Il tour alla scoperta della Padova segreta organizzato da Panorama d'Italia e a cui hanno partecipato in tanti, tra turisti e abitanti della città, comincia, infatti, navigando l'ultimo tratto rimasto del naviglio interno che un tempo attraversava la città fino alle porte Contarine.

Un viaggio da fare a bordo di una imbarcazione che ricorda le gondole veneziane, tra le briccole - i pali di legno utilizzati per indicare i canali navigabili - e le storie che ogni angolo nasconde.

Si passa dal Borgo della Paglia ad esempio, dove nel 1508 nacque Andrea Palladio, l'architetto più importante all'epoca della Serenissima, tanto da creare una tipologia di residenza patrizia che prende proprio il suo nome.

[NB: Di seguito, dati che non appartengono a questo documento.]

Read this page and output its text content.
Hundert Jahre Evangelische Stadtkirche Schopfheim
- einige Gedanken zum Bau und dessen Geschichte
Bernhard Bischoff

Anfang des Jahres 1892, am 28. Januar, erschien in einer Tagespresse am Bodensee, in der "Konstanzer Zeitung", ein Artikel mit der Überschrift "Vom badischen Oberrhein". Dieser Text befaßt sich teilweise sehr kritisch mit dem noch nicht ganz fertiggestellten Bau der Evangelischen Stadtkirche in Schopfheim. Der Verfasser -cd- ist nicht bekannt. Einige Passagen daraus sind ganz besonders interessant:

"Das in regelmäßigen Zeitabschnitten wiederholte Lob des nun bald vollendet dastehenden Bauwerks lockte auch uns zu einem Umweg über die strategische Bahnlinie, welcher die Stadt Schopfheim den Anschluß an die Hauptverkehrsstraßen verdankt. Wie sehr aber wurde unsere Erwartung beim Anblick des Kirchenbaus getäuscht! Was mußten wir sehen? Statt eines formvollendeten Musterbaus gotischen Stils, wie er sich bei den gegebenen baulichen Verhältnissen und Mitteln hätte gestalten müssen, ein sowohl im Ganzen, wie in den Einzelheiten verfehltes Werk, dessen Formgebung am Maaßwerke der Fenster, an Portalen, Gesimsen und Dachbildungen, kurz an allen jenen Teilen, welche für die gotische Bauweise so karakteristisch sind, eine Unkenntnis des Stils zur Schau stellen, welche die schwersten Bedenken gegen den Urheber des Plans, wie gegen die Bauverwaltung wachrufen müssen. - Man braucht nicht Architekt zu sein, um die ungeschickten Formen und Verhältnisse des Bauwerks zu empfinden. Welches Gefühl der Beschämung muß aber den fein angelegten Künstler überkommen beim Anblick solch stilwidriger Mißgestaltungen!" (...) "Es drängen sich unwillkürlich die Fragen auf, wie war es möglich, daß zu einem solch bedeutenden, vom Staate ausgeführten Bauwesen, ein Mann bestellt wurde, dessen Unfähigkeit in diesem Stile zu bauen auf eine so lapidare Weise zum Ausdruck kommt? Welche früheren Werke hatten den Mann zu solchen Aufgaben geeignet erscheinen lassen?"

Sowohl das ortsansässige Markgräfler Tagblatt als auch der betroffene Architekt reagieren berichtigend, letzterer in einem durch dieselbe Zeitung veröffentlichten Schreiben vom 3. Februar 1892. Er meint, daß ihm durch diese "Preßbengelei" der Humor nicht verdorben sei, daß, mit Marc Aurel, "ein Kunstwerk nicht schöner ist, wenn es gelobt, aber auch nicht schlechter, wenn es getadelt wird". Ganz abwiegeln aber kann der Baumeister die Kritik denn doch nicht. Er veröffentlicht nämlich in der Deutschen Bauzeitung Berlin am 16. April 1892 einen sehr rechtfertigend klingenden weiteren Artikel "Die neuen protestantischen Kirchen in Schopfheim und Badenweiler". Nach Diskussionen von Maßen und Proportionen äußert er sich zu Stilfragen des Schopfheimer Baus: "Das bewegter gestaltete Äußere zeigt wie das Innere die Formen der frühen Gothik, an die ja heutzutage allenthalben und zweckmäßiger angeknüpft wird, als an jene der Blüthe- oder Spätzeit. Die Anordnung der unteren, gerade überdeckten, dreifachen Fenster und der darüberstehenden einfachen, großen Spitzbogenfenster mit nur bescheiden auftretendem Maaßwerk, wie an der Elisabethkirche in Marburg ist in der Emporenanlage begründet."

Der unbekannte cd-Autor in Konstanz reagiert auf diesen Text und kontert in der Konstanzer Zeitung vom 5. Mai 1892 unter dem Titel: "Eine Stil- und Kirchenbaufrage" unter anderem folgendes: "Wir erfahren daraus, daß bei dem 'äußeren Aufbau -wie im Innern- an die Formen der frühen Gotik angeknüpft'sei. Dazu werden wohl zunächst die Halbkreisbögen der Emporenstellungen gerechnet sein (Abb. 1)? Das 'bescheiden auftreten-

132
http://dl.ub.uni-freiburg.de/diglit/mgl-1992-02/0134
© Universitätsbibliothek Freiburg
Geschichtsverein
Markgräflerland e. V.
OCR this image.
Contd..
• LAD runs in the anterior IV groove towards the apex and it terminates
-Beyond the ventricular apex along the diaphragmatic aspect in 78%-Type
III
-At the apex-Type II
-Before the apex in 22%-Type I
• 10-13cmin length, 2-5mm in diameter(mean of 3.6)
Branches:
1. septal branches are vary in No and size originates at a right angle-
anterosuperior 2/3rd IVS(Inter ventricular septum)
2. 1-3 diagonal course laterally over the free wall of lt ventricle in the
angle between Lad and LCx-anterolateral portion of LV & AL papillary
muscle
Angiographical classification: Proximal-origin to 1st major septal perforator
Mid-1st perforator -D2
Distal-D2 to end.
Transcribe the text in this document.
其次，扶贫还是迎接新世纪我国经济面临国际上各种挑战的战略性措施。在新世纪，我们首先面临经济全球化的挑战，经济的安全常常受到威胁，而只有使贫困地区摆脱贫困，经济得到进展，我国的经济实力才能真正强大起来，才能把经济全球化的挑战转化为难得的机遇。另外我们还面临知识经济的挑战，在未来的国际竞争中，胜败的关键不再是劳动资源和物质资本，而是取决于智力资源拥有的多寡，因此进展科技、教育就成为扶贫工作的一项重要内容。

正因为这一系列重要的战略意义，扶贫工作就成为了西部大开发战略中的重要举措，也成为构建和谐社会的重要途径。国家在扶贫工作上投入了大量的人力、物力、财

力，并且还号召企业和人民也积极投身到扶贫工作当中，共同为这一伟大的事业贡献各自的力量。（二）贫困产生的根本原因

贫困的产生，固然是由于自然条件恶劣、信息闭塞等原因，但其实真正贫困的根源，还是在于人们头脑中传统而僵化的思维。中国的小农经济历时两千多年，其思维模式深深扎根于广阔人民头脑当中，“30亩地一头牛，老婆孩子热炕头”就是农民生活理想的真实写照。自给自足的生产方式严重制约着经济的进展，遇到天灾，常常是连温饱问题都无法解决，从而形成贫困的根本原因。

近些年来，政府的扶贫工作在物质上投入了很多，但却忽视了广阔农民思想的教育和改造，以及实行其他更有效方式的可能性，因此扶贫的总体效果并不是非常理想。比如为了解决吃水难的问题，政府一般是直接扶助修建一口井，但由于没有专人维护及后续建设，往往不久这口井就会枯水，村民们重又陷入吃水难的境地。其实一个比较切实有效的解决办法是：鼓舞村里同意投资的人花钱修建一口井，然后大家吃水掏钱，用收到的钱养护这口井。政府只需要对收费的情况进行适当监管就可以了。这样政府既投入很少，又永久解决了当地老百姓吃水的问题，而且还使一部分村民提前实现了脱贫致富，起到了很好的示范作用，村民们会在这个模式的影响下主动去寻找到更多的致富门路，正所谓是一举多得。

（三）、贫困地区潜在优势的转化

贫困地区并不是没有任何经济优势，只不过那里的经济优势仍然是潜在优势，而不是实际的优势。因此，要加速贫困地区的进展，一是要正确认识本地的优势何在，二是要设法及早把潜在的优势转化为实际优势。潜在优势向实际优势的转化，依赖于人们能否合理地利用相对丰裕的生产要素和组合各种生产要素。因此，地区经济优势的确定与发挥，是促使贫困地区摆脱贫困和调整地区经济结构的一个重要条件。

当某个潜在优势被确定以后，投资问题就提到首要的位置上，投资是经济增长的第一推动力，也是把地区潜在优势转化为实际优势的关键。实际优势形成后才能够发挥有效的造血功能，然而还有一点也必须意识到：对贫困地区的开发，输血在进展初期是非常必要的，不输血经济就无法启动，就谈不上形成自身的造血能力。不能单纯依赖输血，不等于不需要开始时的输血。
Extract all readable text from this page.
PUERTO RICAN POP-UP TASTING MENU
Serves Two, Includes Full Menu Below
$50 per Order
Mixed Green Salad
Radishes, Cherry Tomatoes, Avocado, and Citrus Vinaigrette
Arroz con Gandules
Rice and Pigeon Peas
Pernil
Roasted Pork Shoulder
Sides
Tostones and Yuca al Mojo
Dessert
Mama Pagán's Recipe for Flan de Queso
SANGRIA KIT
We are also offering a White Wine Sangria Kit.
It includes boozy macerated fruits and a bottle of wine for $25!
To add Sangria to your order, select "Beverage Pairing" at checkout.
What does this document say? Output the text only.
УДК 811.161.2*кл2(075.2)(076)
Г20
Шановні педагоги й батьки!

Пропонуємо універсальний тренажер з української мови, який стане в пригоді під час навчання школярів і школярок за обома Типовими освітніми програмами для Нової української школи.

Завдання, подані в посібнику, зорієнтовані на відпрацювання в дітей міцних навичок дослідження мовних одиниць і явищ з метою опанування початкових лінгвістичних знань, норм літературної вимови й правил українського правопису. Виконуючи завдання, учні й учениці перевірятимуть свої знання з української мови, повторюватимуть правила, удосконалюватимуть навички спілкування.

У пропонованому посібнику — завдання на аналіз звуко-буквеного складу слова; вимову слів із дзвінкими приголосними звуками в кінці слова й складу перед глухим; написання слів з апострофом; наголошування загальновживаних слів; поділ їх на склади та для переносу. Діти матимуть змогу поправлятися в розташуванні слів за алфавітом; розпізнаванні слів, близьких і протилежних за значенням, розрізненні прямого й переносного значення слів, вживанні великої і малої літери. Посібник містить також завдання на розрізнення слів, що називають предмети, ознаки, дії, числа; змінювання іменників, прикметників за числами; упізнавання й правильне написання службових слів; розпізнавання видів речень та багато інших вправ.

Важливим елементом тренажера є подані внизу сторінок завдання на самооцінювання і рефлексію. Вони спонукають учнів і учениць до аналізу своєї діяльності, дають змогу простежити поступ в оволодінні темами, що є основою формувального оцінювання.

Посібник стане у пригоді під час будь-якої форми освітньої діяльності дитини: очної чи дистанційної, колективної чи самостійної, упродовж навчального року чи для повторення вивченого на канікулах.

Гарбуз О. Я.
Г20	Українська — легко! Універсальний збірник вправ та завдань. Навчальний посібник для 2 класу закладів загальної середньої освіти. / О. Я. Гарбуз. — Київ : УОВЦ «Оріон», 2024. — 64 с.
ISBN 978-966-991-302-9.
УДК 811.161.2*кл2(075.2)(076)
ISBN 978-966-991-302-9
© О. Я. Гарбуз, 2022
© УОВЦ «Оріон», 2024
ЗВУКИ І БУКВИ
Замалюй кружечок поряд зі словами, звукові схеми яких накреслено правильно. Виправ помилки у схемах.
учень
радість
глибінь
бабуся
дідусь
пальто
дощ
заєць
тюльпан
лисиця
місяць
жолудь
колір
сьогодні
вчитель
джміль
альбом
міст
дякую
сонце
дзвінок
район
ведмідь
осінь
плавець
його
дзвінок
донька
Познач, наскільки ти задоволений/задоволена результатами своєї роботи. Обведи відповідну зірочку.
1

Dal Cinquecento si arriva al Medioevo, passando sotto un ponte medievale in pietra tipicamente ottocentesco. Fino ad arrivare a uno snodo fluviale dove il naviglio si stacca dal corso principale del Battiglione.

Proprio in questo punto si incontra uno degli edifici principali della Padova antica, ovvero il Castello Carrarese, seconda reggia voluta da Francesco il Vecchio da Carrara e che non ha i tratti tipici della fortezza militare. E' un castello reggia, utilizzato ai tempi per incontri di rappresentanza, con sale affrescate - 16 quelle individuate fino ad oggi - che rendono Padova una vera e propria “Capitale dell'affresco”, così come è stata presentata la città nella richiesta presentata all'Unesco per essere inserita nella lista dei patrimoni mondiali da tutelare.

Il castello è successivamente divenuto un carcere - dismesso alla fine del secolo scorso - mentre la torre è stata trasformata in osservatorio di ricerca dalla Serenissima e da 249 anni ospita la sede dell'osservatorio astronomico di Padova.

Al suo interno c'è una sala meridiana, che ha ospitato le prime ricerche e dove sono state condotte le prime rilevazioni del territorio, e un altro ambiente - la sala delle figure - con affreschi del '700 risalenti alla conversione della struttura.

Da questa sala si accede a una terrazza panoramica che regala una vista unica della città di Padova.

Da un'altezza di quasi 40 metri - e dopo circa 250 gradini - è possibile scorgere i monumenti più importanti della città: il Palazzo della Lagione, la Basilica di Santa Giustina e la Basilica del Santo. E dall'alto, Padova regala un panorama unico fatto di ricchezze architettoniche, alberi secolari e canali d'acqua. Come dire, tutta la storia della città in un'unica cartolina, da custodire gelosamente.